The next cohort below them are on maybe 120k or so combined incomes and have decent savings. They are content to buy second hand homes they then repair and upgrade (SEAI grants are common) or else buy new and put up with living in the outer suburbs, North county Dublin or Kildare/Louth. What's different about the Celtic tiger era is that places with terrible transport are no longer considered (goodbye to Rathcormac, although it may yet take off again) and petrol is 1.80 a litre instead of 1.20 and everyone just HAS to have a huge car (still a lot of people "don't believe" in hybrid never mind electric cars), so the days of having a 50km each way commute isn't tolerable as it was for my generation 20 years ago.

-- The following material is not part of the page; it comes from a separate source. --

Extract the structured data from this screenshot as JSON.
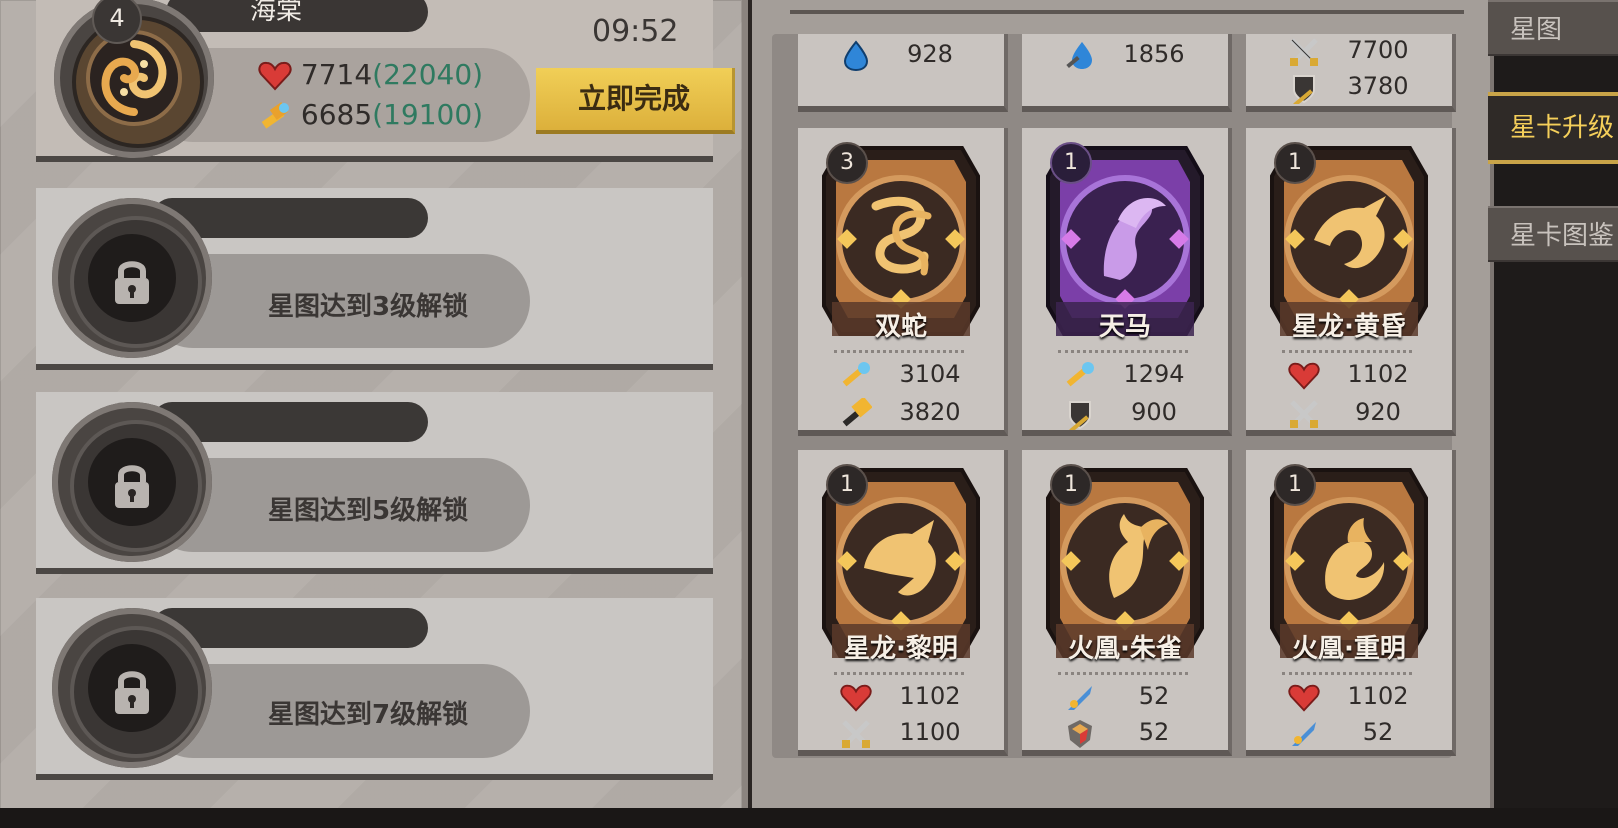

Look where jobs are - while a good few of the "new" jobs created in the past 10 years are back in the city or close to the city there's still an enormous amount of tiger-era industrial estates built on the edge of Dublin, Limerick and Cork which are transport hostile, and difficult to access without a car, and even then only if driving from the right place at the right time and not the other side of the city. There's a massive problem with underdevelopment of jobs outside of transport, retail and logistics further north than Ballycoolin and that's why there's a 2hr tailback on the M50 going south but not north every morning. Remember Gateway 2000? They closed around 2000, but the huge campus they had in Clonshaugh took about 20 years to re-let.

If we cannot create adequate job opportunities in north county Dublin let alone rural Ireland, then we are not going to reverse the trend of moving to Dublin.
 
@lff12, I live on the South of the city and work on the North of the city. It's striking that the traffic is heavier going south in the morning and north in the evening. It's also very noticeable that there are so many empty of very under utilised large industrial units around Ballycoolin.